Patrikhane karşıtı dördüncü yazısında Berkes, en “vurucu” ifadelerini kullanacaktı. Sözü Cumhuriyet dönemine getiren ve Patrikhane’nin bu dönemdeki rolünü irdeleyen Niyazi Berkes’e göre Patrikhane, “iyi niyeti suistimal etme” halini Osmanlı’dan sonra da sürdüren bir “azınlık kurumu” olarak hayatına devam ediyordu. Berkes bunu söylerken, Cumhuriyet döneminin başından beri uygulanan tüm baskılarını bile isteye göz ardı etmekteydi. Daha Lozan’daki barış görüşmelerinde dahi Ekümenik Patrikhane’nin Türkiye sınırlarından çıkarılması Ankara tarafından ısrarla istenmiş, Mustafa Kemal hilafetin kaldırılmasının hemen ardından verdiği demeçte sıranın “Ortodoks, Ermeni kiliseleri patrikhaneleri ile Musevi hahamhanelerine” de gelmesi gerektiği mesajını vermiş, Osmanlı döneminde karışılmayan “ekümenik” unvanı en azından kağıt üzerinde yok edilmeye çalışılmış, en kesin sonuç olaraksa cemaatinin yüzlerce yıllık topraklarında ortadan kaldırılma süreci büyük ölçüde tamamlanmıştı. Tüm bunların üstüne Ankara, patriklerin seçimlerine de doğrudan müdahale etmiş, istemediği adaylar karşısında tepkisini koyarak seçtirmemişti. Tüm bunları görmeyen, görmemeyi tercih eden Berkes, birçok bilgiyi ısrarla tahrif ederek Kıbrıs’taki gerilimle yeniden tartışmaya açılan konuya sözü getiriyordu: Patrikhane’nin Türkiye’den çıkarılmasına…

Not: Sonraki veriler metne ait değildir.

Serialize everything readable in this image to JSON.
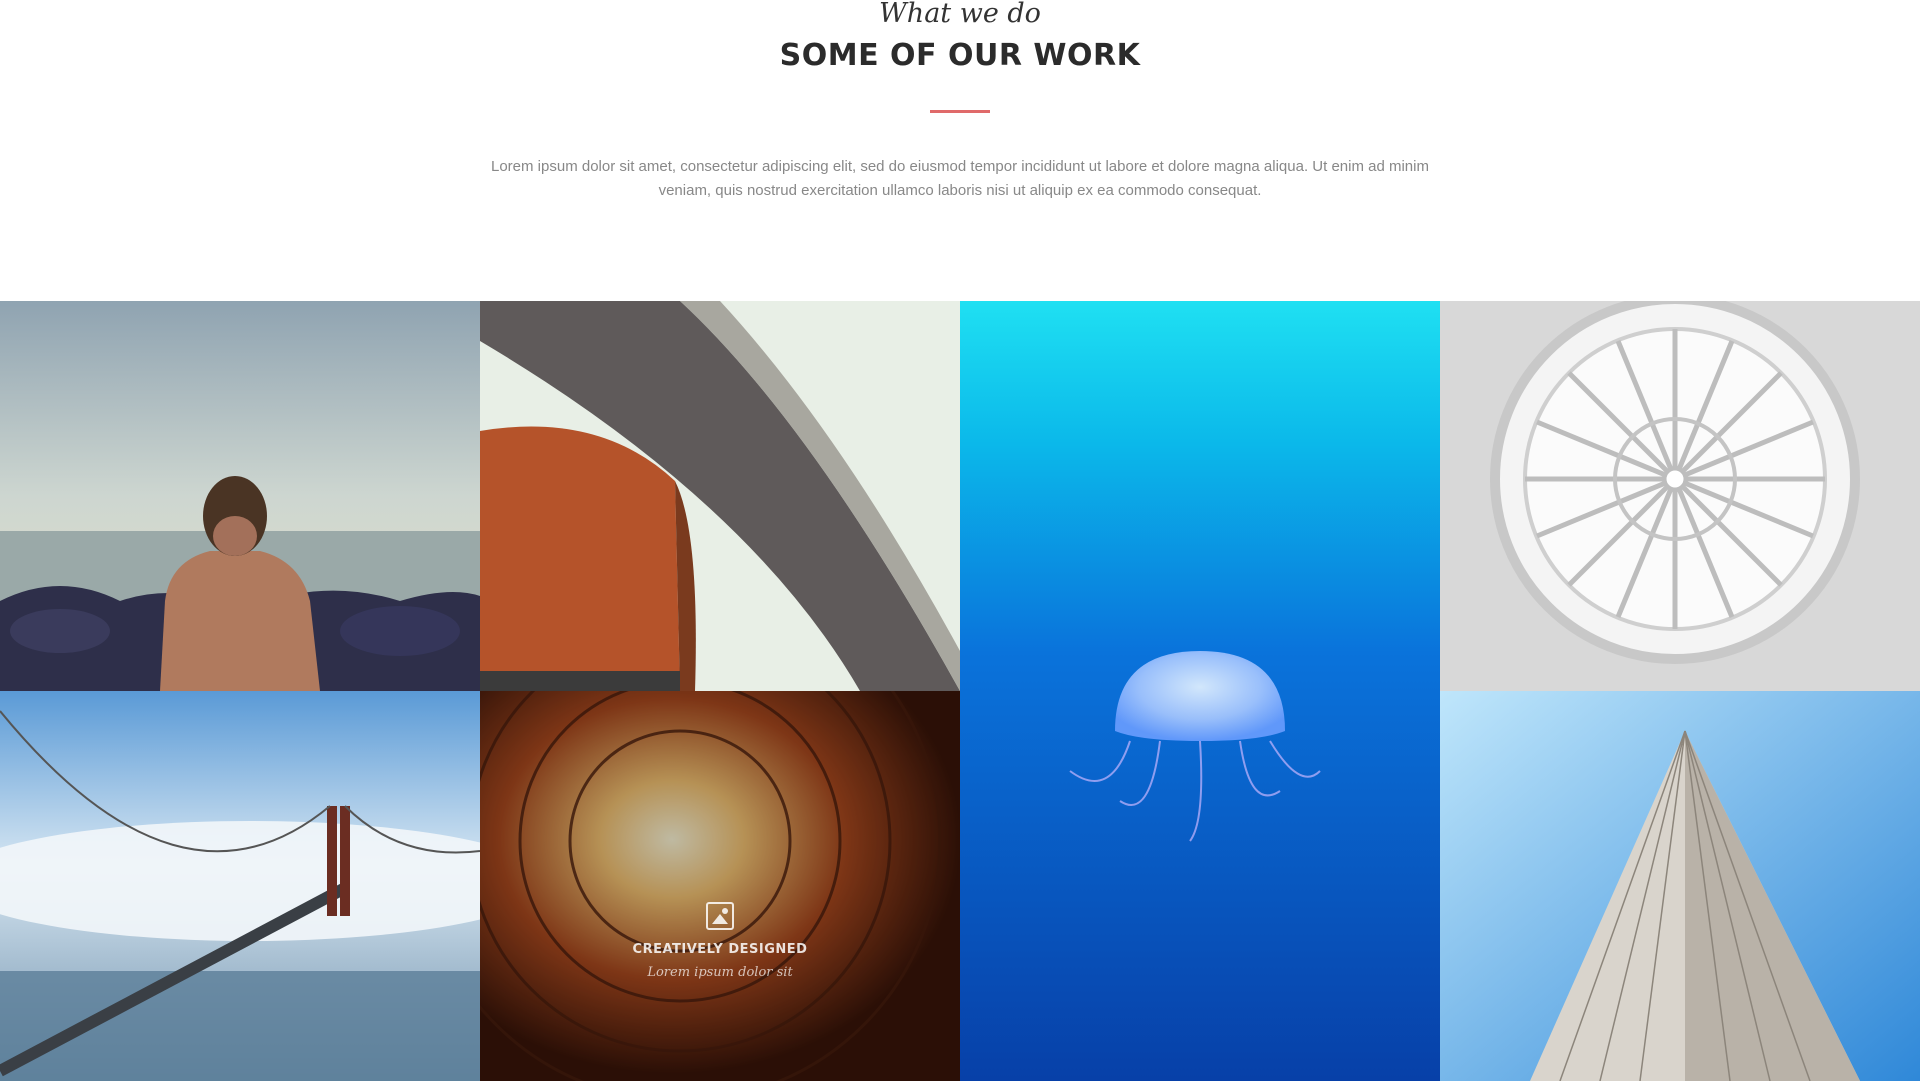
{
  "section": {
    "eyebrow": "What we do",
    "title": "SOME OF OUR WORK",
    "intro": "Lorem ipsum dolor sit amet, consectetur adipiscing elit, sed do eiusmod tempor incididunt ut labore et dolore magna aliqua. Ut enim ad minim veniam, quis nostrud exercitation ullamco laboris nisi ut aliquip ex ea commodo consequat."
  },
  "accent_color": "#e06a6a",
  "portfolio": {
    "items": [
      {
        "name": "man-at-shore"
      },
      {
        "name": "curved-building"
      },
      {
        "name": "jellyfish"
      },
      {
        "name": "glass-dome"
      },
      {
        "name": "golden-gate-bridge"
      },
      {
        "name": "courtyard-upward",
        "overlay_icon": "image-icon",
        "overlay_title": "CREATIVELY DESIGNED",
        "overlay_subtitle": "Lorem ipsum dolor sit"
      },
      {
        "name": "skyscraper"
      }
    ]
  }
}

Niyazi Berkes, Patrikhane’nin varlığına özü itibariyle karşı olduğunu bu yazısında açıkça ortaya koyuyordu. Ona göre, Türk ulusçuluğunun temelini laiklik oluşturuyorken “Yunan ulusçuluğunun ana dayanağı teokrasi”ydi. Berkes, teokrasinin merkezi olarak gördüğü Patrikhane’ye Türkiye’nin laikleşmesine ayak uyduracak ıslah ve modernleşme zorunluluğu getirilmediğini savunuyordu. Oysa ki Dağlıoğlu’nun da vurguladığı gibi, Lozan görüşmeleri sırasında “Patrikhane’nin mutlak olarak dinsel vazifelerine özgüleneceği koşuluyla” Ekümenik Patrikhane’nin Türkiye’de kalması üzerine sözlü bir uzlaşı sağlanmıştı.

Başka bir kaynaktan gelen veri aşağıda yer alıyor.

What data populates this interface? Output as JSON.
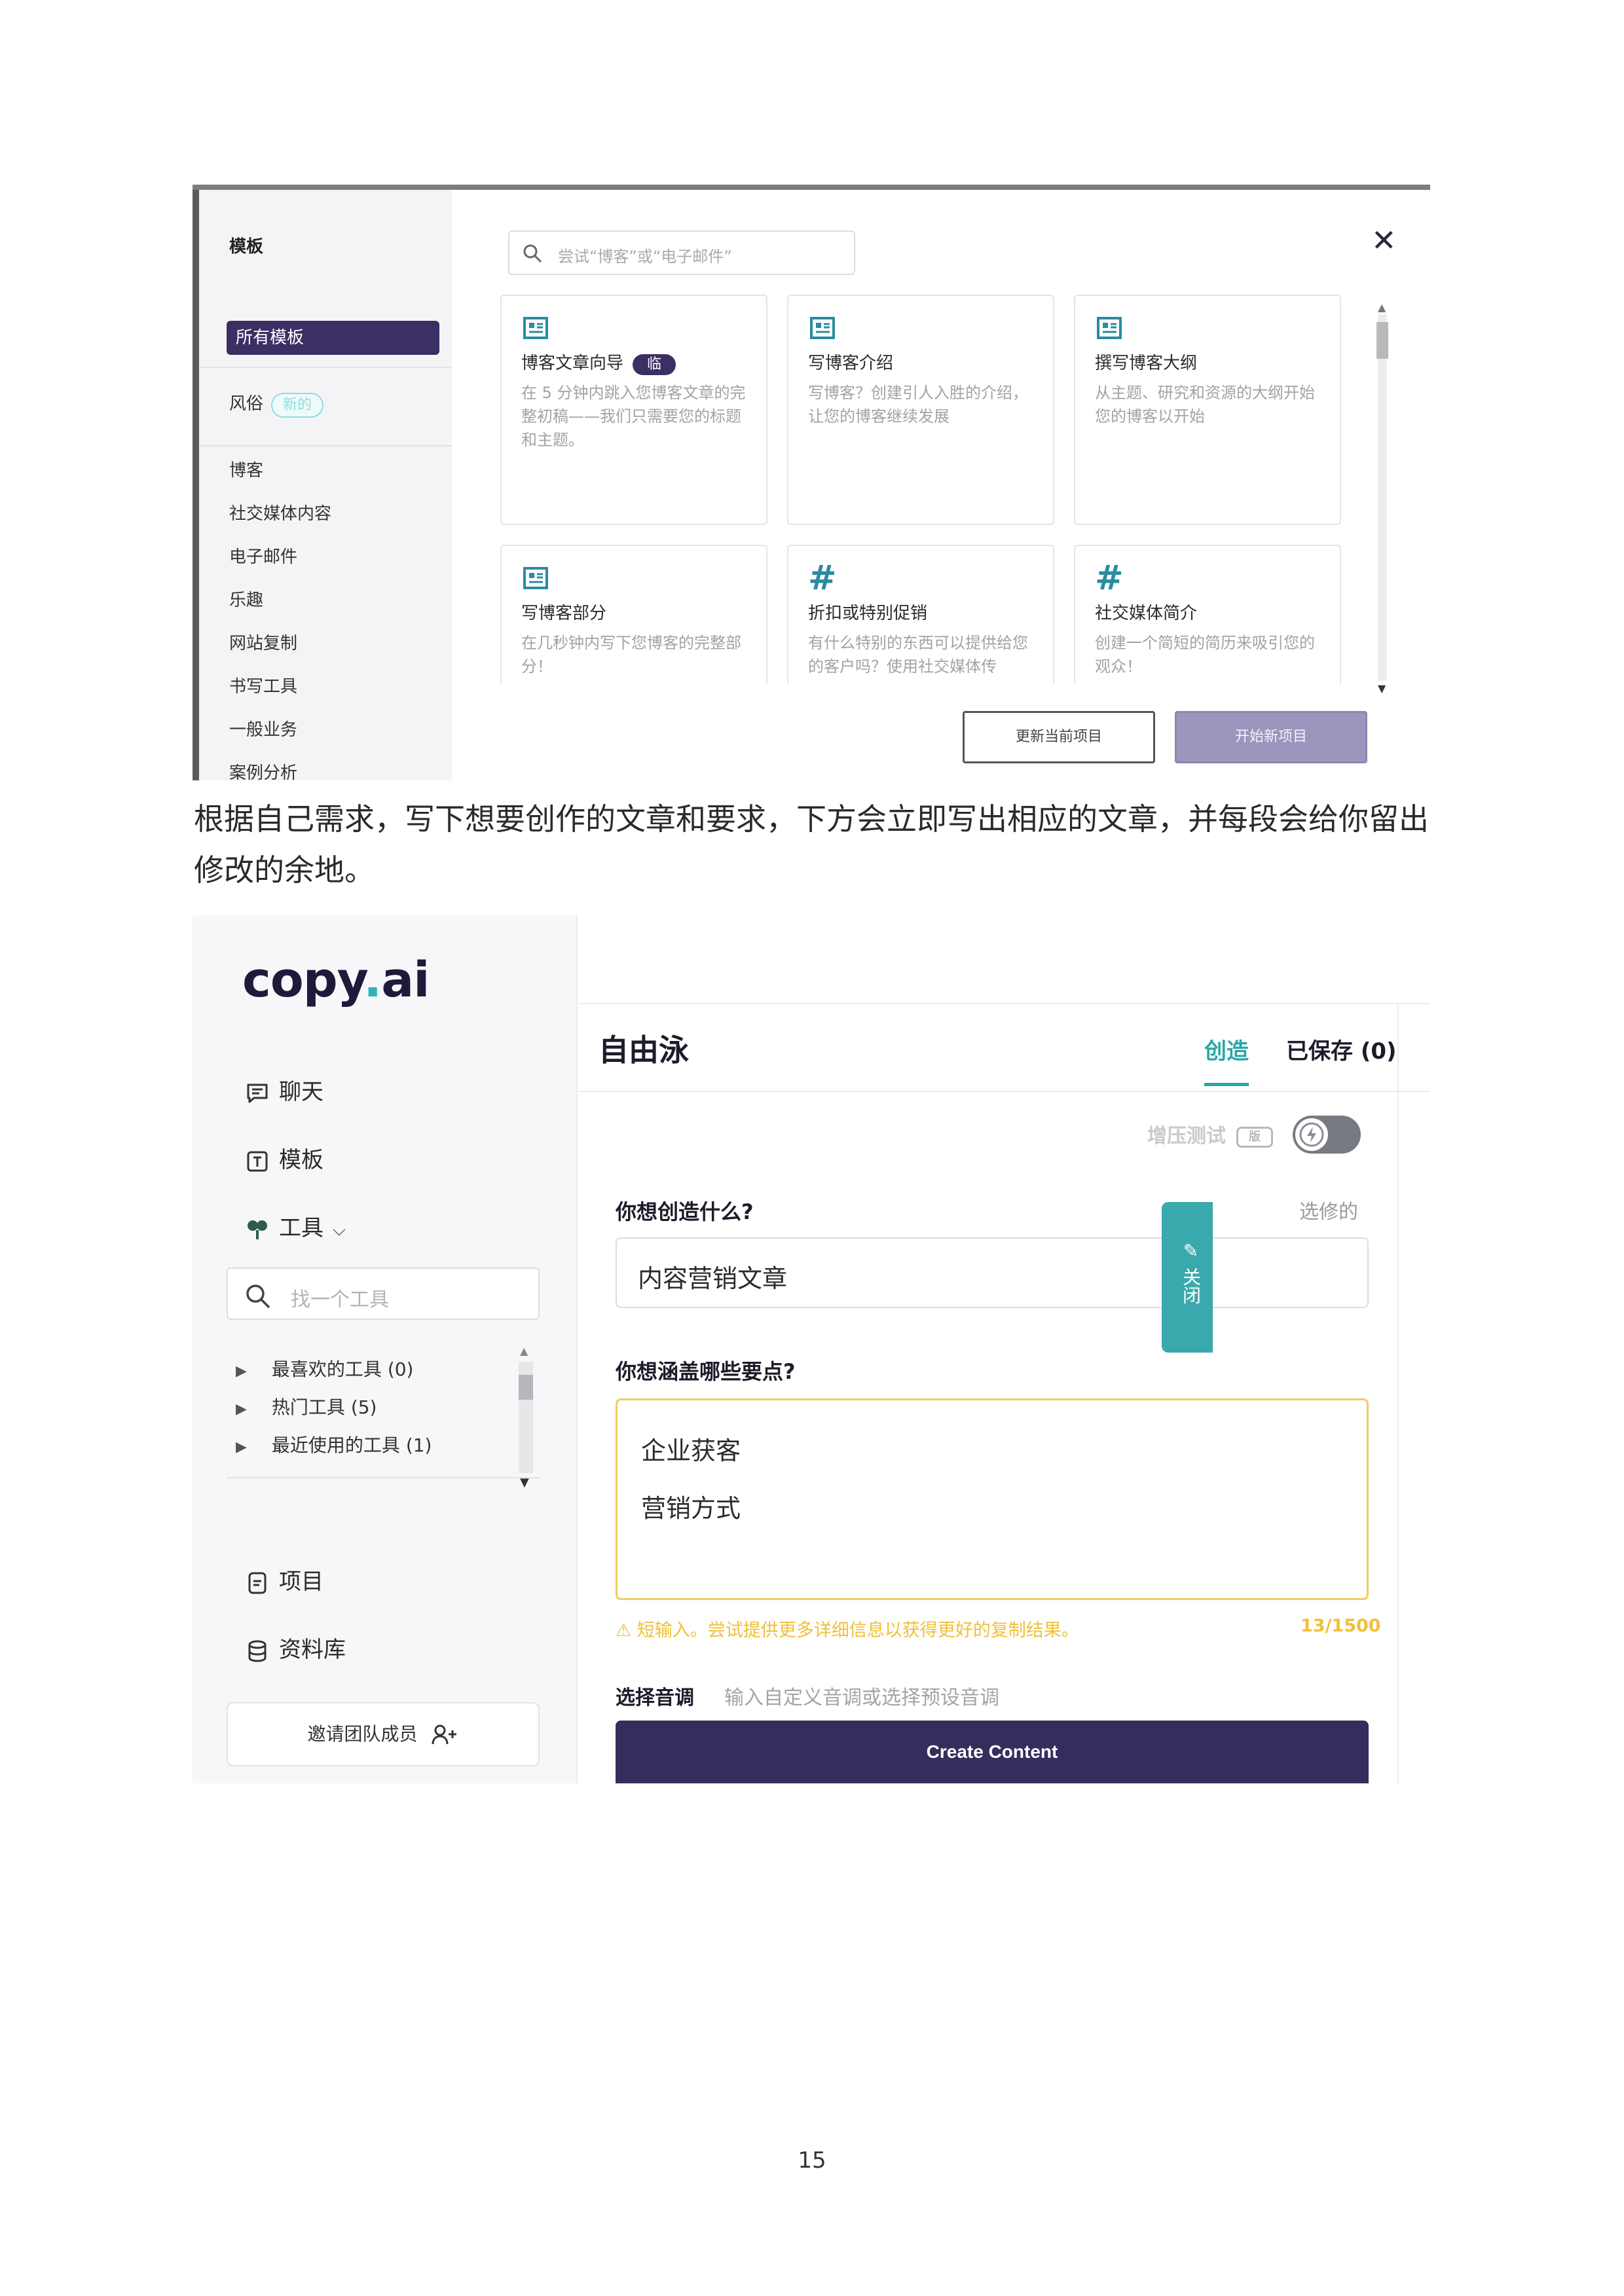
{
  "screenshot1": {
    "sidebar": {
      "title": "模板",
      "all_templates": "所有模板",
      "style_label": "风俗",
      "style_badge": "新的",
      "categories": [
        "博客",
        "社交媒体内容",
        "电子邮件",
        "乐趣",
        "网站复制",
        "书写工具",
        "一般业务",
        "案例分析"
      ]
    },
    "search": {
      "placeholder": "尝试“博客”或“电子邮件”"
    },
    "close_icon": "close-icon",
    "cards": [
      {
        "icon": "newspaper-icon",
        "title": "博客文章向导",
        "badge": "临",
        "desc": "在 5 分钟内跳入您博客文章的完整初稿——我们只需要您的标题和主题。"
      },
      {
        "icon": "newspaper-icon",
        "title": "写博客介绍",
        "desc": "写博客？创建引人入胜的介绍，让您的博客继续发展"
      },
      {
        "icon": "newspaper-icon",
        "title": "撰写博客大纲",
        "desc": "从主题、研究和资源的大纲开始您的博客以开始"
      },
      {
        "icon": "newspaper-icon",
        "title": "写博客部分",
        "desc": "在几秒钟内写下您博客的完整部分！"
      },
      {
        "icon": "hash-icon",
        "title": "折扣或特别促销",
        "desc": "有什么特别的东西可以提供给您的客户吗？使用社交媒体传"
      },
      {
        "icon": "hash-icon",
        "title": "社交媒体简介",
        "desc": "创建一个简短的简历来吸引您的观众！"
      }
    ],
    "buttons": {
      "update": "更新当前项目",
      "start": "开始新项目"
    },
    "colors": {
      "accent": "#3b2f63",
      "icon": "#2a8c9f"
    }
  },
  "paragraph": "根据自己需求，写下想要创作的文章和要求，下方会立即写出相应的文章，并每段会给你留出修改的余地。",
  "screenshot2": {
    "logo_prefix": "copy",
    "logo_dot": ".",
    "logo_suffix": "ai",
    "nav": {
      "chat": "聊天",
      "templates": "模板",
      "tools": "工具",
      "projects": "项目",
      "library": "资料库"
    },
    "find_tool_placeholder": "找一个工具",
    "tree": [
      "最喜欢的工具 (0)",
      "热门工具 (5)",
      "最近使用的工具 (1)"
    ],
    "invite": "邀请团队成员",
    "header": {
      "title": "自由泳",
      "tab_create": "创造",
      "tab_saved": "已保存 (0)"
    },
    "stress_test": "增压测试",
    "beta_badge": "版",
    "question1": "你想创造什么?",
    "question1_side": "选修的",
    "input1_value": "内容营销文章",
    "question2": "你想涵盖哪些要点?",
    "points": [
      "企业获客",
      "营销方式"
    ],
    "warning": "短输入。尝试提供更多详细信息以获得更好的复制结果。",
    "char_count": "13/1500",
    "tone_label": "选择音调",
    "tone_placeholder": "输入自定义音调或选择预设音调",
    "create_button": "Create Content",
    "close_tab": "关闭",
    "colors": {
      "teal": "#2aa6a8",
      "purple": "#372d5c",
      "warning": "#f0c037"
    }
  },
  "page_number": "15"
}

Berkes, beşinci ve son yazısında Patrikhane’nin ötesinde Ortodoksluğu hedef alıyordu. Niyazi Berkes’e göre Ortodoksluk reforme edilmemişti, bu nedenle de Türkiye sistemi için uyumsuzdu. Hıristiyanlık içindeki diğer mezheplerse öyle değildi. Protestanlık “laik devlet düzenine ayak uydurmuş”, Katoliklik ise “dünyevi amaçlara sahip olmamış”tı. Bu yazısında da Berkes, Türkiye’nin “iyi niyetli” olduğunu savunuyor, Patrikhane’ye hiç müdahale etmediğinden, yaptıklarına göz yumduğundan dem vuruyordu ancak ortada bir Türk Ortodoks Patrikhanesi tartışması vardı.

“Ulusal kurtuluş savaşından beri Türk devletini destekleyen diğer bir [O]rtodoks kilisesini [Türk Ortodoks Kilisesi] bu devlet nezaket ve din saygısı göstererek tutmamış; Ortodokslar arasında din ihtilaflarına yol açacak müdahalelerine hiç başvurmamıştır.”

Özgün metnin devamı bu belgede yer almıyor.